Ik ben soms een bevoorrechte getuige
Een bevoorrechte getuige voel ik me soms als ik op stagebezoek ga. Zo kwam ik ooit binnen tijdens de derde schooldag van Zhong, een Chinese kleuter. Eerst was er gebrul bij het afscheid van zijn moeder. Dan liep Zhong als een hondje zijn klasjuf voortdurend achterna. Ze nam dat fantastisch op: een blik van verstandhouding, uitvoerige gebaren om hem te herinneren dat hij zelf een zakdoekje mocht nemen om een snottebel af te kuisen, én ze toonde hem vol trots het gezichtje van karton dat ze aan het maken was om het over de gevoelens van klaspop Jules te hebben. Ze liet Jules lachen, en Jules wenen. Zhong was geboeid. ‘Jules’, zei hij haar stilletjes na. De motor van de taalontwikkeling was vertrokken.

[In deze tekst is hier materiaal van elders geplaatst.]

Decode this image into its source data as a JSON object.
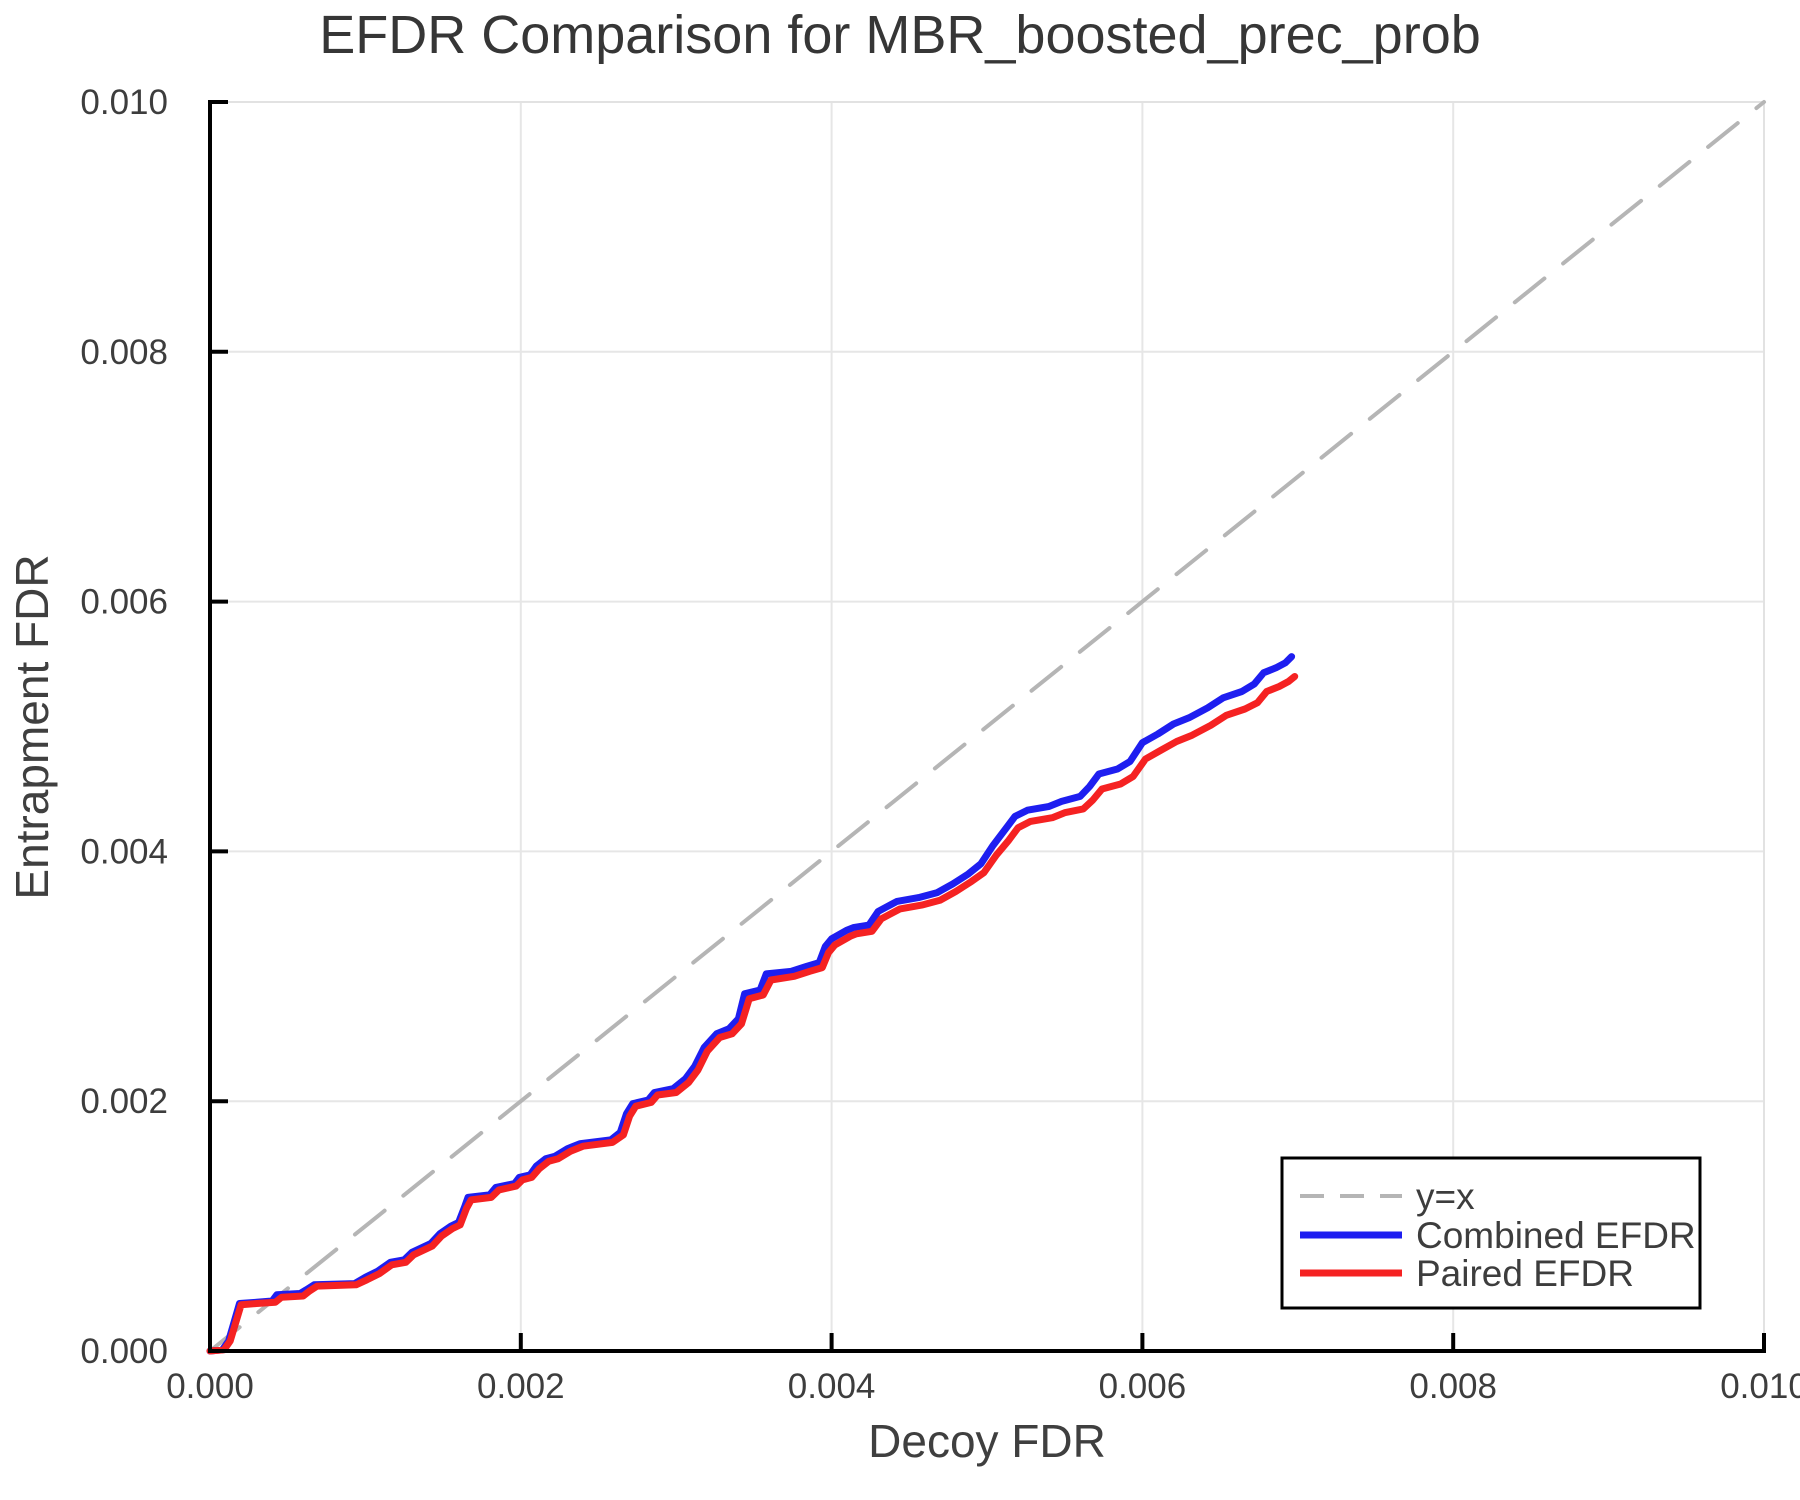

Als we maar vroeg genoeg beginnen… of is er meer nodig?
Vaak denken we dat een kind zoals Zhong wel zal opgroeien tot een volwassene die sterk is in beide talen, als dat maar vanaf jonge leeftijd gebeurt, liefst nog vanaf de geboorte. Als we maar vroeg genoeg beginnen, dan zou het taalverwervingsproces in beide talen vanzelf wel alle kansen krijgen. Maar klopt dat idee wel?